Terminati i cantieri ci sarà la necessità di individuare realtà interessate ad aprire e gestire nuove attività commerciali, con importanti opportunità di lavoro e investimento che però, al contempo, non dovranno tradursi in uno «svuotamento del resto della città». «L’idea di imprenditori e categorie – precisa Paoletti – è di poter vedere in Porto Vecchio-Porto Vivo ciò che manca a Trieste» e non ciò che c’è già.

Ad esempio, suggerisce la presidente regionale di Fipe Federica Suban, la presenza di fabbricati affacciati sulle marine potrebbe essere l’occasione di aprire ristoranti sul mare in una città di mare che – paradossalmente – non ne ha. Coldiretti di Trieste e Gorizia con il direttore Ivo Bozzati spera poi che si possa trovare spazio anche per «nuove opportunità agricole», che possano «esaltare e rendere protagonista la produzione del territorio».

«Il centro città dovrà rimanere sempre tale, fuori da ogni logica di svuotamento», ribadisce il presidente regionale di Confcommercio Gianluca Madriz: le nuove realtà che si insedieranno in Porto Vecchio dovranno integrarsi, non rimpiazzare ma valorizzare il sistema economico dell’intera città.

«La riapertura di un’area così vasta – osserva – implicherà l’ampliamento dell’offerta e lo sviluppo di nuove imprese»: un percorso che, ribadisce Madriz, «dovrà tradursi in una crescita per realtà di tutta la regione». E che dovrà essere fatto, anche, promuovendo la «partecipazione sociale» e assicurando che ogni investimento abbia «ricadute dirette per la comunità», annota la Cgil Trieste con Massimo Marega.

Sondaggi per fare proposte

All’interno di alcune categorie sono già partiti dei sondaggi per raccogliere desiderata e proposte da trasmettere al Comune affinché – auspica l’ente camerale – possano essere inserite all’interno del futuro bando di gara. Le proposte non mancano.

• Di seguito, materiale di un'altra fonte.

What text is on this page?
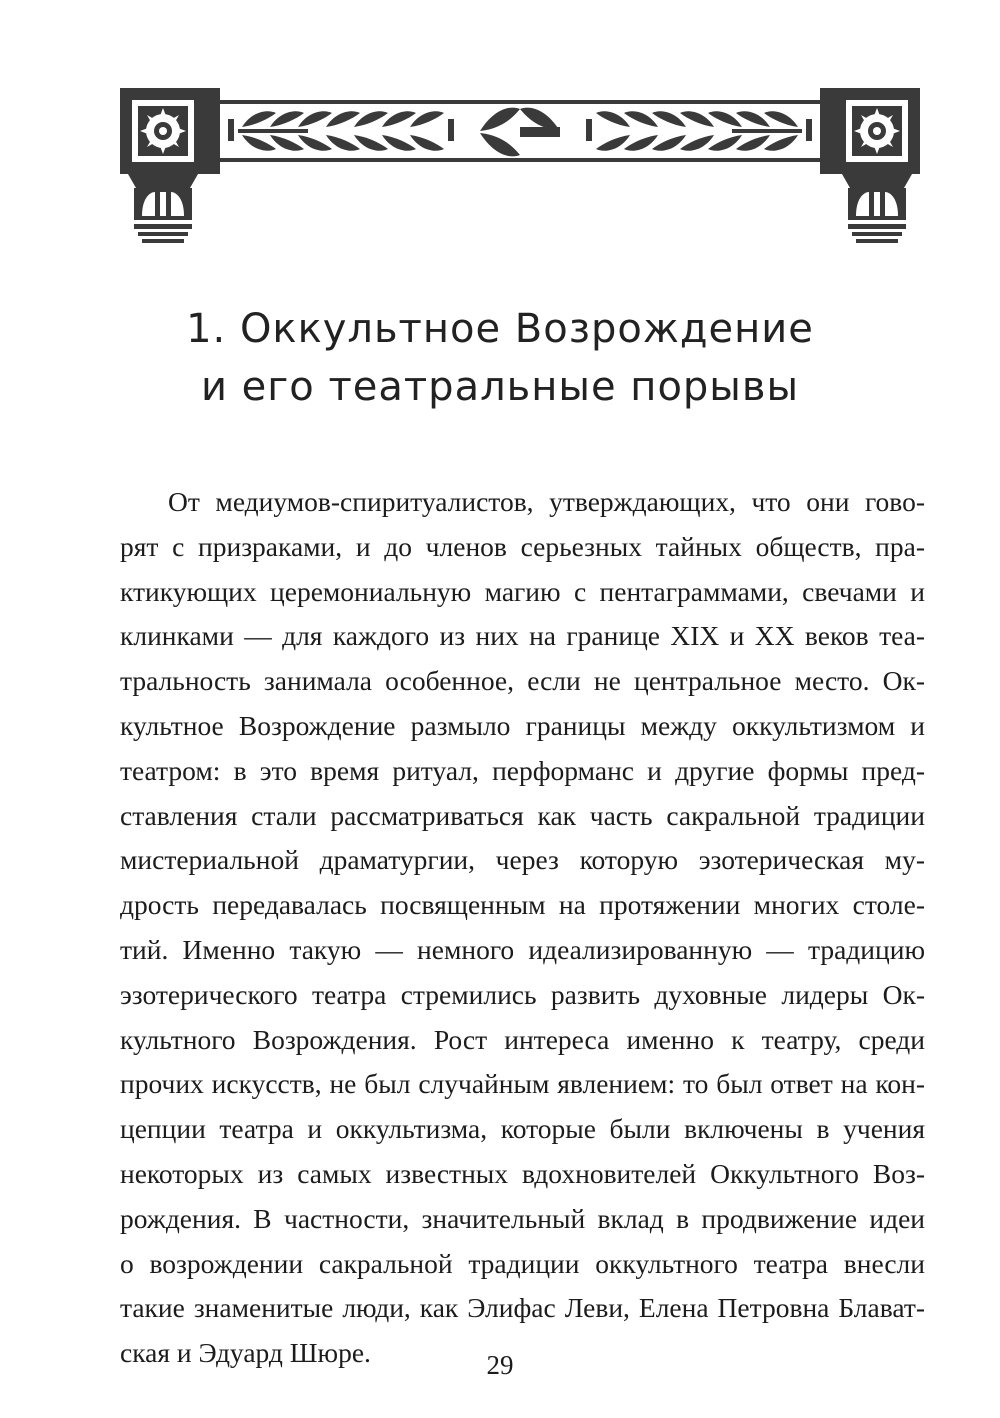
1. Оккультное Возрождение
и его театральные порывы
От медиумов-спиритуалистов, утверждающих, что они гово-
рят с призраками, и до членов серьезных тайных обществ, пра-
ктикующих церемониальную магию с пентаграммами, свечами и
клинками — для каждого из них на границе XIX и XX веков теа-
тральность занимала особенное, если не центральное место. Ок-
культное Возрождение размыло границы между оккультизмом и
театром: в это время ритуал, перформанс и другие формы пред-
ставления стали рассматриваться как часть сакральной традиции
мистериальной драматургии, через которую эзотерическая му-
дрость передавалась посвященным на протяжении многих столе-
тий. Именно такую — немного идеализированную — традицию
эзотерического театра стремились развить духовные лидеры Ок-
культного Возрождения. Рост интереса именно к театру, среди
прочих искусств, не был случайным явлением: то был ответ на кон-
цепции театра и оккультизма, которые были включены в учения
некоторых из самых известных вдохновителей Оккультного Воз-
рождения. В частности, значительный вклад в продвижение идеи
о возрождении сакральной традиции оккультного театра внесли
такие знаменитые люди, как Элифас Леви, Елена Петровна Блават-
ская и Эдуард Шюре.	29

Il presidente Paoletti, ad esempio, tratteggia la possibilità di creare strutture con i vantaggi offerti dalle esenzioni doganali, come «quelle che si libereranno nell’area dell’Adriaterminal, in cui – propone – far insediare aziende extra-Ue con relativi show room».

Ma anche l’apertura a uffici e centri di coordinamento europei di gruppi internazionali attivi nel settore delle nuove tecnologie, o dell’online e di settori emergenti. Realtà che al momento fanno base in altri Paesi anche europei e che potrebbero trovare uno spazio in Porto Vivo.